CSS Tips

Cascading style sheets are a great way to control the look of a web site without using font tags or other text controls within a page of your site. Imagine that you web site grows to a few hundred, or a few thousand, web pages. Could you imagine having to control your text using a global find and replace or, god forbid, a manual edit?

Style sheets eliminate the need to do that. You get very extensive with your implementation of CSS and control the entire look of your site, use a table less layout, or allow your users to dynamically select a look for your site (kind of like a skin).

This is a topic that is pretty deep, so let me just start you out. Remember, this is a site for beginning webmasters.

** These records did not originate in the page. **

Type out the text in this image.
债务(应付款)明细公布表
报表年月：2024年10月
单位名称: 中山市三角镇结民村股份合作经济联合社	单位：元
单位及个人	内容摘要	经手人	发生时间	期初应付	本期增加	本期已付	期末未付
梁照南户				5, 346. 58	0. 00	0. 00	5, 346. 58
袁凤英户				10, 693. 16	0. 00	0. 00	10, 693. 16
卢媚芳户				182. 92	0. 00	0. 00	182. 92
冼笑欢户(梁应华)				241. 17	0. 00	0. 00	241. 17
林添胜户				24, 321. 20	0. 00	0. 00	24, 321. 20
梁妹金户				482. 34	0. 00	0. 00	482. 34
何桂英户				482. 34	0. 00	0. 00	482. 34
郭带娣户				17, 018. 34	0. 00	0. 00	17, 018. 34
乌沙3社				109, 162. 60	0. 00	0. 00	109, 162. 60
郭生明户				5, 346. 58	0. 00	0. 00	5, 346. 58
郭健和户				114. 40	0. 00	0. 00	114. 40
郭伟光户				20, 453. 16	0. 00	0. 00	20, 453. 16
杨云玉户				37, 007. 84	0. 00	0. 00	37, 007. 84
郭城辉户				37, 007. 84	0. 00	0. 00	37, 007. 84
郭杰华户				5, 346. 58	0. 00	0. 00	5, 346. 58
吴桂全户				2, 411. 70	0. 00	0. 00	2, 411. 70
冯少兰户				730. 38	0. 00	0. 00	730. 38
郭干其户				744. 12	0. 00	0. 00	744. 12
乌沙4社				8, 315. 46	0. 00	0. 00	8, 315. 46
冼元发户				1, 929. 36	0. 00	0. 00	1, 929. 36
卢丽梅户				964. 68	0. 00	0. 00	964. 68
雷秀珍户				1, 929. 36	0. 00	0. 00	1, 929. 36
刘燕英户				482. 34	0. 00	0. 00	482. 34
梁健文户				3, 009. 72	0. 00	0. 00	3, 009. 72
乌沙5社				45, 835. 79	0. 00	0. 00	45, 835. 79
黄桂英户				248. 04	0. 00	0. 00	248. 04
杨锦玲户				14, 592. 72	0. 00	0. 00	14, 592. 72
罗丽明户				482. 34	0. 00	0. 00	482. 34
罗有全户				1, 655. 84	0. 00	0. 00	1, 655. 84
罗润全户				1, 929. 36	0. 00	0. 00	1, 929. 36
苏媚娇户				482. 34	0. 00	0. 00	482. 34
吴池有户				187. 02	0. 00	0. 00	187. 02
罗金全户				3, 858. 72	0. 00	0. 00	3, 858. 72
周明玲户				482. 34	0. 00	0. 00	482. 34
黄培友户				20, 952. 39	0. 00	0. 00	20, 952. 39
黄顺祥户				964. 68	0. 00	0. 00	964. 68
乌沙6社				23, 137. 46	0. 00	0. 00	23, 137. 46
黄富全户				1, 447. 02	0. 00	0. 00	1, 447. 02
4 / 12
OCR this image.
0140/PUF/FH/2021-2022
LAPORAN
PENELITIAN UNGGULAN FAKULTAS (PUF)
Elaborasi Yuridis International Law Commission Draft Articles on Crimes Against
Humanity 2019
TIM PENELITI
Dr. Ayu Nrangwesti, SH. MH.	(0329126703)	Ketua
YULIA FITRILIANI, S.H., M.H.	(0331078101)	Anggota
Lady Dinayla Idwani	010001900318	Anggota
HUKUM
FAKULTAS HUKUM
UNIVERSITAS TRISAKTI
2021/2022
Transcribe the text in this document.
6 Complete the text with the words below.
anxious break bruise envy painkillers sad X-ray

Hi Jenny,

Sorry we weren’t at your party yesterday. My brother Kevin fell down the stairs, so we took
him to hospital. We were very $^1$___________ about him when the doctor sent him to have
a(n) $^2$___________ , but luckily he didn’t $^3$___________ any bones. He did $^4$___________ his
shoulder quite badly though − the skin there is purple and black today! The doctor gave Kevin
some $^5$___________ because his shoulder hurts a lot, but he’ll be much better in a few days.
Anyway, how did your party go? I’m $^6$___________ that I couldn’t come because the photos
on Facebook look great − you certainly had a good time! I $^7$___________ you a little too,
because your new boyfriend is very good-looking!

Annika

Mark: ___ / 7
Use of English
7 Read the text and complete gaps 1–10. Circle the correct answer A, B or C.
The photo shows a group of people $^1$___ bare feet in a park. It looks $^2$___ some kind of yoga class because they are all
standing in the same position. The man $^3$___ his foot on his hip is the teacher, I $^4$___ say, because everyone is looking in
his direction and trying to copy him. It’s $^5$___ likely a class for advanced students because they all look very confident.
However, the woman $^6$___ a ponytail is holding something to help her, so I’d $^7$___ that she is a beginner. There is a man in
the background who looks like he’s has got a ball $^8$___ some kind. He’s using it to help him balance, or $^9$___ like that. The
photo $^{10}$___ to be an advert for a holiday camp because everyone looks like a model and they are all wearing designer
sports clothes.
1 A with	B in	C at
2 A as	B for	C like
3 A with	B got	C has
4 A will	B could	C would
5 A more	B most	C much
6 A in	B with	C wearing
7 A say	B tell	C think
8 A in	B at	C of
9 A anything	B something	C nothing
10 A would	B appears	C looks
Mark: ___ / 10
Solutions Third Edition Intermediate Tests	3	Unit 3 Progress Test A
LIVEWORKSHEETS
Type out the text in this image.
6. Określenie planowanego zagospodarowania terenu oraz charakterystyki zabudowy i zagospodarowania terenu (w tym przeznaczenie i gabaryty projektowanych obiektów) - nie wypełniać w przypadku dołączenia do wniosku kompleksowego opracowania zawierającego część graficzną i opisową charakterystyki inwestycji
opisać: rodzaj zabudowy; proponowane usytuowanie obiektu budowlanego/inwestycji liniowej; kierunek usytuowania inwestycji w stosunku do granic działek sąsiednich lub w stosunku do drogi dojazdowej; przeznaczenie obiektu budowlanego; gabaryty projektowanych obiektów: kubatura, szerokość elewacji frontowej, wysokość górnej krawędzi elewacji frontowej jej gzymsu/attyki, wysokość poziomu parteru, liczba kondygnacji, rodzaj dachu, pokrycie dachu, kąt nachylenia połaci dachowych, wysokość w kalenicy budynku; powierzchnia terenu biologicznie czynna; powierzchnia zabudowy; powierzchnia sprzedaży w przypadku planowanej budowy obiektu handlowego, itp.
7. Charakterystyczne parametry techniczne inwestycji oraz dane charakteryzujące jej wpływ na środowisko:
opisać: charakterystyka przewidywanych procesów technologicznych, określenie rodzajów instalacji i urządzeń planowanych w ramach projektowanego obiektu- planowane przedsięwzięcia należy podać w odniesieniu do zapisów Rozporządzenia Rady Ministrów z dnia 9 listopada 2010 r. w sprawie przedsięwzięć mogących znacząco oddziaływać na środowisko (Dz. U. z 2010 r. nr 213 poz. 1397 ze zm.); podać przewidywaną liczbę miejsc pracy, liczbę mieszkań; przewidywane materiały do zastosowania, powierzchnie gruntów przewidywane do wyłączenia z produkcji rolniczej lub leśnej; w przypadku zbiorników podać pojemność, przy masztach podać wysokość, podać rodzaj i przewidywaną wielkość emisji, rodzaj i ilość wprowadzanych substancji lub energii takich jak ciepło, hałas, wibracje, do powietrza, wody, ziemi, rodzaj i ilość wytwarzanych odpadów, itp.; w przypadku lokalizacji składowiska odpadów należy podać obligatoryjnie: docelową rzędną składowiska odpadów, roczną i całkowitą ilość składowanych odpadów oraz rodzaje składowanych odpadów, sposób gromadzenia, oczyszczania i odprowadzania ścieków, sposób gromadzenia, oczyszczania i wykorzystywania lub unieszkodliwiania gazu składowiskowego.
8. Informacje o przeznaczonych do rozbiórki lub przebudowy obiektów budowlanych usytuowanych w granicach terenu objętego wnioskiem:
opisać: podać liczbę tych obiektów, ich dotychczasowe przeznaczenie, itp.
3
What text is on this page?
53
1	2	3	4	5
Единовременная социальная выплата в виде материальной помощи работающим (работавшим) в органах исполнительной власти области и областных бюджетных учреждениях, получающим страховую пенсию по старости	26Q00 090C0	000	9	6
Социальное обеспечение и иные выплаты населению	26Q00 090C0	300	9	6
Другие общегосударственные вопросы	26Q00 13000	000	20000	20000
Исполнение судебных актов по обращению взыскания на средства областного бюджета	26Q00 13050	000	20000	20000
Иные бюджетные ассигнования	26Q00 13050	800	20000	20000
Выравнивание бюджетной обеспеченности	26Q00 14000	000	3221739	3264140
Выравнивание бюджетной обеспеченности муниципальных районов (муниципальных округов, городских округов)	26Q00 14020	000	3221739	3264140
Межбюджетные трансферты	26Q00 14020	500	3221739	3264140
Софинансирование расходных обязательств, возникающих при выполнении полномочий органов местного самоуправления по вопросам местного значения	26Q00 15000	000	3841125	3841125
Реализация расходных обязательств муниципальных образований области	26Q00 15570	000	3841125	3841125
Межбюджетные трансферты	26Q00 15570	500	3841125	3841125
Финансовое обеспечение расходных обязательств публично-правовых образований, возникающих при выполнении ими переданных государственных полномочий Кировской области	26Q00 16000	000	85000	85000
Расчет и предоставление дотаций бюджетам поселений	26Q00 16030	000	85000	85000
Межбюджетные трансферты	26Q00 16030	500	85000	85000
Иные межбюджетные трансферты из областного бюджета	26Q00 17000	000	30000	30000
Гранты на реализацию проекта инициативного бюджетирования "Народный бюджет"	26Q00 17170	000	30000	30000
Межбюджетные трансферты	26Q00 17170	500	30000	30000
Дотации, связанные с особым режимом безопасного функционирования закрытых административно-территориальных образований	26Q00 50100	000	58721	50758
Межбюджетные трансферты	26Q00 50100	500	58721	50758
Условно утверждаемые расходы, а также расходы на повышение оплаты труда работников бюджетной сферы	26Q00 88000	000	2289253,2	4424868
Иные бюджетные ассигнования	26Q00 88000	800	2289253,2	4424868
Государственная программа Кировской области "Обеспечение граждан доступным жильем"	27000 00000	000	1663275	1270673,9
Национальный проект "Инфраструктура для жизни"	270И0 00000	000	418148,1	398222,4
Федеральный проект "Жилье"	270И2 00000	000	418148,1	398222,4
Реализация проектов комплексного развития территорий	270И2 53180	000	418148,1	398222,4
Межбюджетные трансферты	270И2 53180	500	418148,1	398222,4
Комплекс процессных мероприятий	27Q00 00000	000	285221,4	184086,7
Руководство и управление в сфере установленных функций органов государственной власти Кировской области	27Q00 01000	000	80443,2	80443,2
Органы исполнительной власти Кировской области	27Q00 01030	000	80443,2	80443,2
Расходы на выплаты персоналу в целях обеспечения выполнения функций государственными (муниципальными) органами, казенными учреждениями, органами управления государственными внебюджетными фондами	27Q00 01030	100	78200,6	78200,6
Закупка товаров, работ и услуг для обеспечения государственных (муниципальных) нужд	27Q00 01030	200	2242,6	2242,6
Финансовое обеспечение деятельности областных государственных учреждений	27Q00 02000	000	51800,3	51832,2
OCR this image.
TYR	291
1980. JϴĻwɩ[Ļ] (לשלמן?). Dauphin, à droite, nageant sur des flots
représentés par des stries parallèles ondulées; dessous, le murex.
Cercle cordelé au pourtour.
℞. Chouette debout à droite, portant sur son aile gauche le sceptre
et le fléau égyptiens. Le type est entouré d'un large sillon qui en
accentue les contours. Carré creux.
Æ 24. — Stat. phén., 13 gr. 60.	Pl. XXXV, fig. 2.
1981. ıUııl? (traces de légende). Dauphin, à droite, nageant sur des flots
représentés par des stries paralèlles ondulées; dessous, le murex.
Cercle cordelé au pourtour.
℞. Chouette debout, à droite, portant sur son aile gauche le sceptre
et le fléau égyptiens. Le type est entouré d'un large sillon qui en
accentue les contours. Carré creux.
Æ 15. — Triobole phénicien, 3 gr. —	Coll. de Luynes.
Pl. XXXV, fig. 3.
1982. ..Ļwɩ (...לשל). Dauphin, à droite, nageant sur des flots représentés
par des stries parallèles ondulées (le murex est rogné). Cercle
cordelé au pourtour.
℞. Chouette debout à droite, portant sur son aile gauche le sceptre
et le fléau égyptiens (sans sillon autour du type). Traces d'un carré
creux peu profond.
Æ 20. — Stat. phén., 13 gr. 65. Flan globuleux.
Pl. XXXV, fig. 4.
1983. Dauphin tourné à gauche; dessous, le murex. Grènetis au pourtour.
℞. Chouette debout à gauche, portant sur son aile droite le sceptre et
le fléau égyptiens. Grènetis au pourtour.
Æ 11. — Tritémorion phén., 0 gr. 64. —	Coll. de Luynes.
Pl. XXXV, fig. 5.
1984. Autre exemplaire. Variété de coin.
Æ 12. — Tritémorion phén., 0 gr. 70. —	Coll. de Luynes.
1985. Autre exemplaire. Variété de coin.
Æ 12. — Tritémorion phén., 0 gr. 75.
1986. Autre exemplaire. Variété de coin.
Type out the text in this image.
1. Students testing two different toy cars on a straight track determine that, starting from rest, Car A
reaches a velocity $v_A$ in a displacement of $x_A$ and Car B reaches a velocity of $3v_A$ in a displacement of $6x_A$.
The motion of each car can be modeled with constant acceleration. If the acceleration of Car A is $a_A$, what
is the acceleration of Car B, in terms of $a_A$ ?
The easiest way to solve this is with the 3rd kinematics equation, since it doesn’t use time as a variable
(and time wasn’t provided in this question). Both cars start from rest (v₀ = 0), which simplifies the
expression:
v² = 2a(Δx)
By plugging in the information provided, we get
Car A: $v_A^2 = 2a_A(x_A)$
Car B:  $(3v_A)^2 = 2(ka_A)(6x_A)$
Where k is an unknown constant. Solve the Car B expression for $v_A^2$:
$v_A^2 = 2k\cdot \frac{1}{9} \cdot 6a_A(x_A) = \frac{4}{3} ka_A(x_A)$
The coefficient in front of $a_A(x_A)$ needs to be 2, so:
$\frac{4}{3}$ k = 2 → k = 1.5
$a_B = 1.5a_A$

If you are using Dreamweaver, there are some basic style sheets built into the program. You can control the default font of your site so that it doesn't just default to the rather unattractive 'times new roman'. I am not going to cover how to attach the style sheet to your page, or template, since the Dreamweaver help files cover that topic extensively. I'll just show you where to find them. In Dreamweaver, go to the menu 'file' > choose 'new'. From there make sure you are on the 'general' tab and select 'CSS Style Sheets'

new css in dreamweaver

Select a Style that suits your taste. The preview pane will show you what each element will look like when the style sheet is used. Once you create this file, save it as something like css.css, or stylesheet.css (anything you like as long as it is a .css file). Refer to the Dreamweaver help to attach this to your template or page(s).

CSS Zen Garden
Probably the best example of what you can do with nothing more than style sheets. Every example that you see is using the exact same HTML with a different style sheet. View the HTML code to understand what I mean. If you haven't seen this before, you won't believe it.

Style sheet Validator - At W3C.org
Don't forget to be sure that you style sheet is valid. The World Wide Web Consortium has tools to validate style sheets (and other code) so that you can be sure yours can be read by compliant browsers.